Fukushima's toxic legacy: Ignorance and fear

BlueCollarCritic
Thumb Up

Even Chernobyl Was Nothing Like Chernobyl Was Like

Sorry Lewis but the standby lines of “Radiation is Good for you” and “Nothing to see here, move along please” just don’t work as well as they use. The problem is the slaves, err I mean serfs are starting to ask questions instead of simply returning to their zombie like state in front of the boob tube.

It’s not too late (although your very close to that point) to save this spin piece but you have to act fast and get out that digital eraser.

1) No Chernobyl refs – You don’t have to compare this to Chernobyl to make the spin sound good. Including Chernobyl with comments like “Chernobyl wasn’t even a Chernobyl” not only won’t take with all but the most diehard of government stooges but it just sounds propagandish and I’m talking Orwell’s 1984 propagandish. You know the whole “We’ve never been at war with East Eurasia… We’ve always been at war with East Eurasia “ contradicting line of propaganda just doesn’t work as well these days. Avoid this at all costs.
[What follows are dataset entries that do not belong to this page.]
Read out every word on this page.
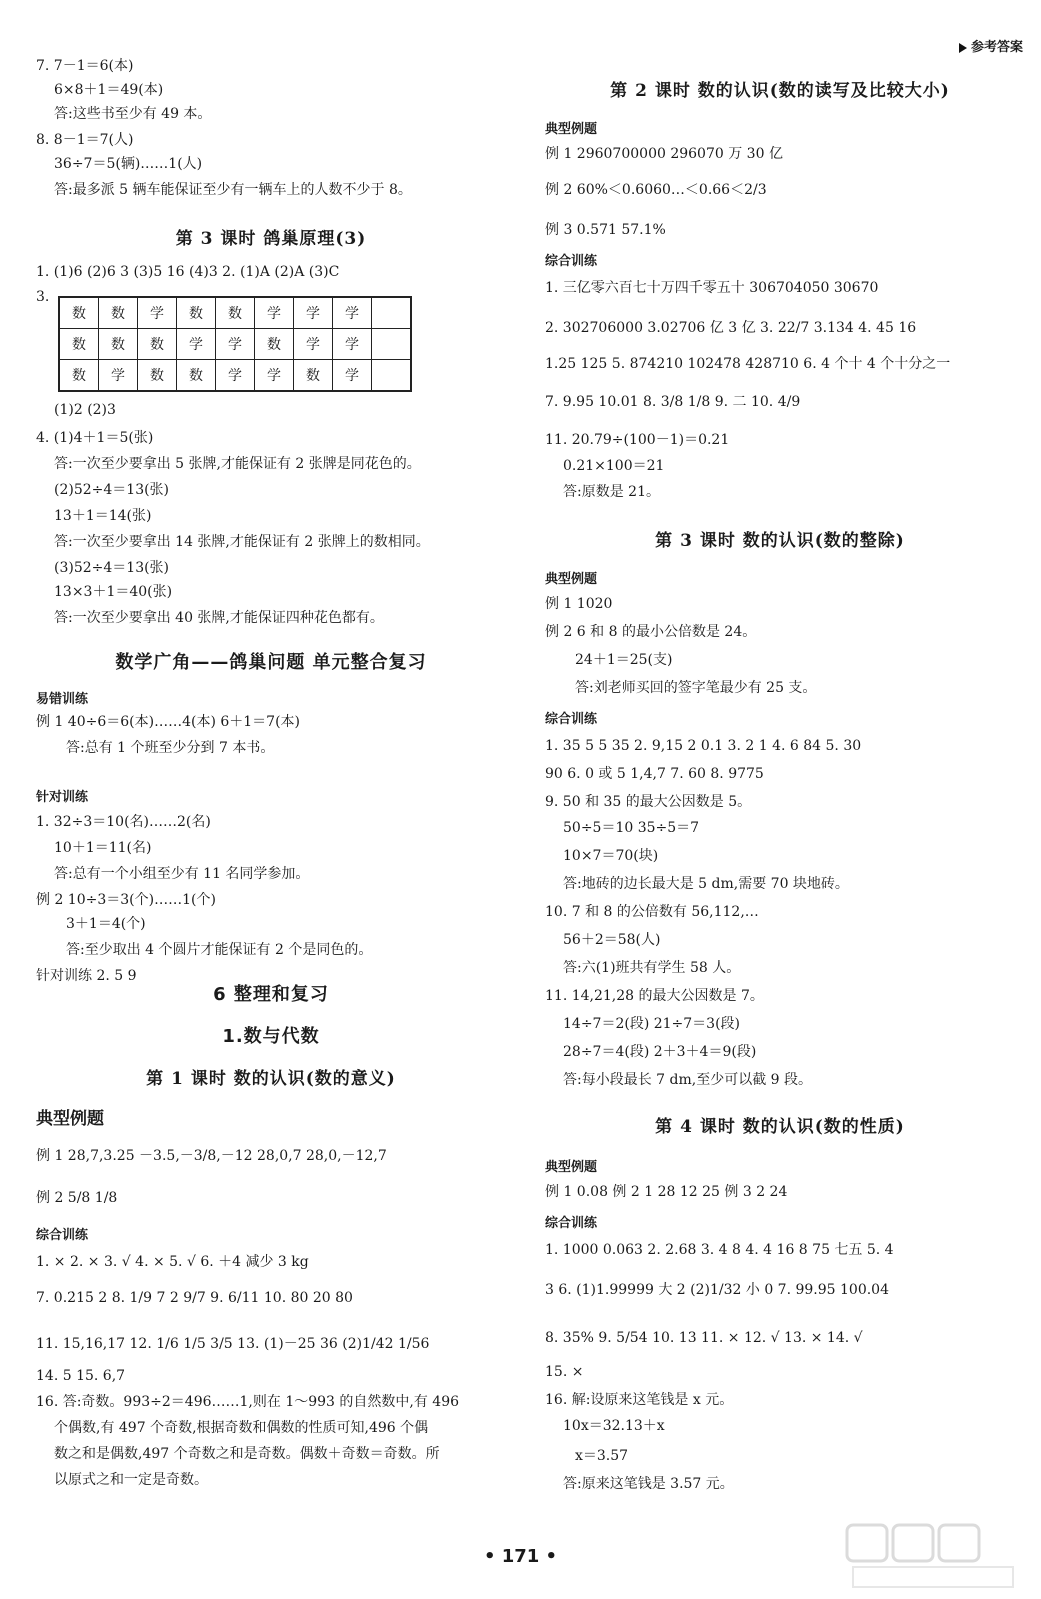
参考答案
第 3 课时 鸽巢原理(3)
数	数	学	数	数	学	学	学	
数	数	数	学	学	数	学	学	
数	学	数	数	学	学	数	学	
数学广角——鸽巢问题 单元整合复习
易错训练
针对训练
6 整理和复习
1.数与代数
第 1 课时 数的认识(数的意义)
典型例题
综合训练
7. 7－1＝6(本)
6×8＋1＝49(本)
答:这些书至少有 49 本。
8. 8－1＝7(人)
36÷7＝5(辆)……1(人)
答:最多派 5 辆车能保证至少有一辆车上的人数不少于 8。
1. (1)6 (2)6 3 (3)5 16 (4)3 2. (1)A (2)A (3)C
3.
(1)2 (2)3
4. (1)4＋1＝5(张)
答:一次至少要拿出 5 张牌,才能保证有 2 张牌是同花色的。
(2)52÷4＝13(张)
13＋1＝14(张)
答:一次至少要拿出 14 张牌,才能保证有 2 张牌上的数相同。
(3)52÷4＝13(张)
13×3＋1＝40(张)
答:一次至少要拿出 40 张牌,才能保证四种花色都有。
例 1 40÷6＝6(本)……4(本) 6＋1＝7(本)
答:总有 1 个班至少分到 7 本书。
1. 32÷3＝10(名)……2(名)
10＋1＝11(名)
答:总有一个小组至少有 11 名同学参加。
例 2 10÷3＝3(个)……1(个)
3＋1＝4(个)
答:至少取出 4 个圆片才能保证有 2 个是同色的。
针对训练 2. 5 9
例 1 28,7,3.25 －3.5,－3/8,－12 28,0,7 28,0,－12,7
例 2 5/8 1/8
1. × 2. × 3. √ 4. × 5. √ 6. ＋4 减少 3 kg
7. 0.2̇15̇ 2 8. 1/9 7 2 9/7 9. 6/11 10. 80 20 80
11. 15,16,17 12. 1/6 1/5 3/5 13. (1)－25 36 (2)1/42 1/56
14. 5 15. 6,7
16. 答:奇数。993÷2＝496……1,则在 1～993 的自然数中,有 496
个偶数,有 497 个奇数,根据奇数和偶数的性质可知,496 个偶
数之和是偶数,497 个奇数之和是奇数。偶数＋奇数＝奇数。所
以原式之和一定是奇数。
第 2 课时 数的认识(数的读写及比较大小)
典型例题
综合训练
第 3 课时 数的认识(数的整除)
典型例题
综合训练
第 4 课时 数的认识(数的性质)
典型例题
综合训练
例 1 2960700000 296070 万 30 亿
例 2 60%＜0.6060…＜0.66＜2/3
例 3 0.571 57.1%
1. 三亿零六百七十万四千零五十 306704050 30670
2. 302706000 3.02706 亿 3 亿 3. 22/7 3.134 4. 45 16
1.25 125 5. 874210 102478 428710 6. 4 个十 4 个十分之一
7. 9.95 10.01 8. 3/8 1/8 9. 二 10. 4/9
11. 20.79÷(100－1)＝0.21
0.21×100＝21
答:原数是 21。
例 1 1020
例 2 6 和 8 的最小公倍数是 24。
24＋1＝25(支)
答:刘老师买回的签字笔最少有 25 支。
1. 35 5 5 35 2. 9,15 2 0.1 3. 2 1 4. 6 84 5. 30
90 6. 0 或 5 1,4,7 7. 60 8. 9775
9. 50 和 35 的最大公因数是 5。
50÷5＝10 35÷5＝7
10×7＝70(块)
答:地砖的边长最大是 5 dm,需要 70 块地砖。
10. 7 和 8 的公倍数有 56,112,…
56＋2＝58(人)
答:六(1)班共有学生 58 人。
11. 14,21,28 的最大公因数是 7。
14÷7＝2(段) 21÷7＝3(段)
28÷7＝4(段) 2＋3＋4＝9(段)
答:每小段最长 7 dm,至少可以截 9 段。
例 1 0.08 例 2 1 28 12 25 例 3 2 24
1. 1000 0.063 2. 2.68 3. 4 8 4. 4 16 8 75 七五 5. 4
3 6. (1)1.99999 大 2 (2)1/32 小 0 7. 99.95 100.04
8. 35% 9. 5/54 10. 13 11. × 12. √ 13. × 14. √
15. ×
16. 解:设原来这笔钱是 x 元。
10x＝32.13＋x
x＝3.57
答:原来这笔钱是 3.57 元。
• 171 •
2) Subtle Sarcasm – Sarcasm is a great and fun way to poke fun at the slaves but you gotta be subtle about it or you could blow your cover. If you’re not well verse in subtle sarcasm then re-read this comment again and again until you are.

I’ll send some more tips your way later.

Take care!

HAIL GLOBAL GOVERNENCE!

X Prize offers cash for oil spill cleaners

BlueCollarCritic
Thumb Down

The solution to the Oil Spill ALREADY EXISTS

The solution to cleaning up this mess has come in several forms already but the governement (the Feds namely Obama) do NOT WANT THE SPILL TO GO AWAY; not yet a least.
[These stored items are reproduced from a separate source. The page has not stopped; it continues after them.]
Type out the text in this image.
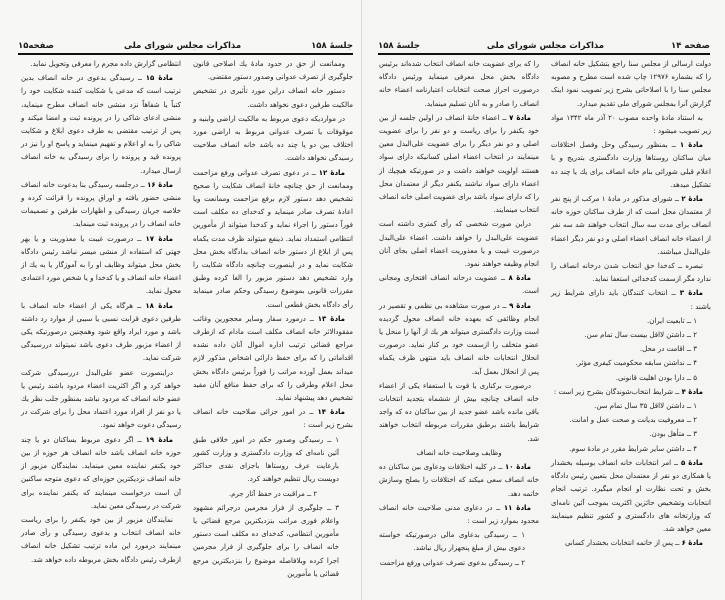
جلسهٔ ۱۵۸
مذاکرات مجلس شورای ملی
صفحه۱۵

ومماتعت از حق در حدود مادهٔ یك اصلاحی قانون جلوگیری از تصرف عدوانی وصدور دستور مقتضی.

دستور خانه انصاف دراین مورد تأثیری در تشخیص مالکیت طرفین دعوی نخواهد داشت.

در مواردیکه دعوی مربوط به مالکیت اراضی وابنیه و موقوفات یا تصرف عدوانی مربوط به اراضی مورد اختلاف بین دو یا چند ده باشد خانه انصاف صلاحیت رسیدگی نخواهد داشت.

مادهٔ ۱۲ ــ در دعوی تصرف عدوانی ورفع مزاحمت وممانعت از حق چنانچه خانهٔ انصاف شکایت را صحیح تشخیص دهد دستور لازم برفع مزاحمت وممانعت ویا اعادهٔ تصرف صادر مینماید و کدخدای ده مکلف است فوراً دستور را اجراء نماید و کدخدا میتواند از مأمورین انتظامی استمداد نماید. ذینفع میتواند ظرف مدت یکماه پس از ابلاغ از دستور خانه انصاف بدادگاه بخش محل شکایت نماید و در اینصورت چنانچه دادگاه شکایت را وارد تشخیص دهد دستور مزبور را الغا کرده وطبق مقررات قانونی بموضوع رسیدگی وحکم صادر مینماید رأی دادگاه بخش قطعی است.

مادهٔ ۱۳ ــ درمورد سفار وسایر محجورین وغائب مفقودالاثر خانه انصاف مکلف است مادام که ازطرف مراجع قضائی ترتیب اداره اموال آنان داده نشده اقداماتی را که برای حفظ دارائی اشخاص مذکور لازم میداند بعمل آورده مراتب را فوراً برئیس دادگاه بخش محل اعلام وطرقی را که برای حفظ منافع آنان مفید تشخیص دهد پیشنهاد نماید.

مادهٔ ۱۴ ــ در امور جزائی صلاحیت خانه انصاف بشرح زیر است :

۱ ــ رسیدگی وصدور حکم در امور خلافی طبق آئین نامه‌ای که وزارت دادگستری و وزارت کشور بارعایت عرف روستاها باجزای نقدی حداکثر دویست ریال تنظیم خواهند کرد.

۲ ــ مراقبت در حفظ آثار جرم.

۳ ــ جلوگیری از فرار مجرمین درجرائم مشهود واعلام فوری مراتب بنزدیکترین مرجع قضائی یا مأمورین انتظامی، کدخدای ده مکلف است دستور خانه انصاف را برای جلوگیری از فرار مجرمین اجرا کرده وبلافاصله موضوع را بنزدیکترین مرجع قضائی یا مأمورین

انتظامی گزارش داده مجرم را معرفی وتحویل نماید.

مادهٔ ۱۵ ــ رسیدگی بدعوی در خانه انصاف بدین ترتیب است که مدعی یا شکایت کننده شکایت خود را کتباً یا شفاهاً نزد منشی خانه انصاف مطرح مینماید، منشی ادعای شاکی را در پرونده ثبت و امضا میکند و پس از ترتیب مقتضی به طرف دعوی ابلاغ و شکایت شاکی را به او اعلام و تفهیم مینماید و پاسخ او را نیز در پرونده قید و پرونده را برای رسیدگی به خانه انصاف ارسال میدارد.

مادهٔ ۱۶ ــ درجلسه رسیدگی بنا بدعوت خانه انصاف منشی حضور یافته و اوراق پرونده را قرائت کرده و خلاصه جریان رسیدگی و اظهارات طرفین و تصمیمات خانه انصاف را در پرونده ثبت مینماید.

مادهٔ ۱۷ ــ درصورت غیبت یا معذوریت و یا بهر جهتی که استفاده از منشی میسر نباشد رئیس دادگاه بخش محل میتواند وظایف او را به آموزگار یا به یك از اعضاء خانه انصاف و یا کدخدا و یا شخص مورد اعتمادی محول نماید.

مادهٔ ۱۸ ــ هرگاه یکی از اعضاء خانه انصاف با طرفین دعوی قرابت نسبی یا سببی از موارد رد داشته باشد و مورد ایراد واقع شود وهمچنین درصورتیکه یکی از اعضاء مزبور طرف دعوی باشد نمیتواند دررسیدگی شرکت نماید.

دراینصورت عضو علی‌البدل دررسیدگی شرکت خواهد کرد و اگر اکثریت اعضاء مردود باشند رئیس یا عضو خانه انصاف که مردود نباشد بمنظور جلب نظر یك یا دو نفر از افراد مورد اعتماد محل را برای شرکت در رسیدگی دعوت خواهد نمود.

مادهٔ ۱۹ ــ اگر دعوی مربوط بساکنان دو یا چند حوزه خانه انصاف باشد خانه انصاف هر حوزه از بین خود یکنفر نماینده معین مینماید. نمایندگان مزبور از خانه انصاف نزدیکترین حوزه‌ای که دعوی متوجه ساکنین آن است درخواست مینمایند که یکنفر نماینده برای شرکت در رسیدگی معین نماید.

نمایندگان مزبور از بین خود یکنفر را برای ریاست خانه انصاف انتخاب و بدعوی رسیدگی و رأی صادر مینمایند درمورد این ماده ترتیب تشکیل خانه انصاف ازطرف رئیس دادگاه بخش مربوطه داده خواهد شد.

صفحه ۱۴
مذاکرات مجلس شورای ملی
جلسهٔ ۱۵۸

دولت ارسالی از مجلس سنا راجع بتشکیل خانه انصاف را که بشماره ۱۲۹۷۶ چاپ شده است مطرح و مصوبه مجلس سنا را با اصلاحاتی بشرح زیر تصویب نمود اینک گزارش آنرا بمجلس شورای ملی تقدیم میدارد.

به استناد مادهٔ واحده مصوب ۲۰ آذر ماه ۱۳۴۲ مواد زیر تصویب میشود :

مادهٔ ۱ ــ بمنظور رسیدگی وحل وفصل اختلافات میان ساکنان روستاها وزارت دادگستری بتدریج و با اعلام قبلی شورائی بنام خانه انصاف برای یك یا چند ده تشکیل میدهد.

مادهٔ ۲ ــ شورای مذکور در مادهٔ ۱ مرکب از پنج نفر از معتمدان محل است که از طرف ساکنان حوزه خانه انصاف برای مدت سه سال انتخاب خواهند شد سه نفر از اعضاء خانه انصاف اعضاء اصلی و دو نفر دیگر اعضاء علی‌البدل میباشند.

تبصره ــ کدخدا حق انتخاب شدن درخانه انصاف را ندارد مگر ازسمت کدخدائی استعفا نماید.

مادهٔ ۳ ــ انتخاب کنندگان باید دارای شرایط زیر باشند :

۱ ــ تابعیت ایران.

۲ ــ داشتن لااقل بیست سال تمام سن.

۳ ــ اقامت در محل.

۴ ــ نداشتن سابقه محکومیت کیفری مؤثر.

۵ ــ دارا بودن اهلیت قانونی.

مادهٔ ۴ ــ شرایط انتخاب‌شوندگان بشرح زیر است :

۱ ــ داشتن لااقل ۳۵ سال تمام سن.

۲ ــ معروفیت بدیانت و صحت عمل و امانت.

۳ ــ متأهل بودن.

۴ ــ داشتن سایر شرایط مقرر در مادهٔ سوم.

مادهٔ ۵ ــ امر انتخابات خانه انصاف بوسیله بخشدار یا همکاری دو نفر از معتمدان محل بتعیین رئیس دادگاه بخش و تحت نظارت او انجام میگیرد. ترتیب انجام انتخابات وتشخیص حائزین اکثریت بموجب آئین نامه‌ای که وزارتخانه های دادگستری و کشور تنظیم مینمایند معین خواهد شد.

مادهٔ ۶ ــ پس از خاتمه انتخابات بخشدار کسانی

را که برای عضویت خانه انصاف انتخاب شده‌اند برئیس دادگاه بخش محل معرفی مینماید ورئیس دادگاه درصورت احراز صحت انتخابات اعتبارنامه اعضاء خانه انصاف را صادر و به آنان تسلیم مینماید.

مادهٔ ۷ ــ اعضاء خانهٔ انصاف در اولین جلسه از بین خود یکنفر را برای ریاست و دو نفر را برای عضویت اصلی و دو نفر دیگر را برای عضویت علی‌البدل معین مینمایند در انتخاب اعضاء اصلی کسانیکه دارای سواد هستند اولویت خواهند داشت و در صورتیکه هیچیك از اعضاء دارای سواد نباشند یکنفر دیگر از معتمدان محل را که دارای سواد باشد برای عضویت اصلی خانه انصاف انتخاب مینمایند.

دراین صورت شخصی که رأی کمتری داشته است عضویت علی‌البدل را خواهد داشت. اعضاء علی‌البدل درصورت غیبت و یا معذوریت اعضاء اصلی بجای آنان انجام وظیفه خواهند نمود.

مادهٔ ۸ ــ عضویت درخانه انصاف افتخاری ومجانی است.

مادهٔ ۹ ــ در صورت مشاهده بی نظمی و تقصیر در انجام وظائفی که بعهده خانه انصاف محول گردیده است وزارت دادگستری میتواند هر یك از آنها را منحل یا عضو متخلف را ازسمت خود بر کنار نماید. درصورت انحلال انتخابات خانه انصاف باید منتهی ظرف یکماه پس از انحلال بعمل آید.

درصورت برکناری یا فوت یا استعفاء یکی از اعضاء خانه انصاف چنانچه بیش از ششماه بتجدید انتخابات باقی مانده باشد عضو جدید از بین ساکنان ده که واجد شرایط باشند برطبق مقررات مربوطه انتخاب خواهند شد.

وظایف وصلاحیت خانه انصاف

مادهٔ ۱۰ ــ در کلیه اختلافات ودعاوی بین ساکنان ده خانه انصاف سعی میکند که اختلافات را بصلح وسازش خاتمه دهد.

مادهٔ ۱۱ ــ در دعاوی مدنی صلاحیت خانه انصاف محدود بموارد زیر است :

۱ ــ رسیدگی بدعاوی مالی درصورتیکه خواسته دعوی بیش از مبلغ پنجهزار ریال نباشد.

۲ ــ رسیدگی بدعوی تصرف عدوانی ورفع مزاحمت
Several tankers/ships designed to celanup ocean oil spills have already made offers to clean this up only to be turned down by the US Federal Governement. This X Prize ocntest is a spin mechanism to distract the public and subtly put out the mesage that no cleanup solution exists curently and that thsi is why the governement has not fixed the spill yet.

Such BS.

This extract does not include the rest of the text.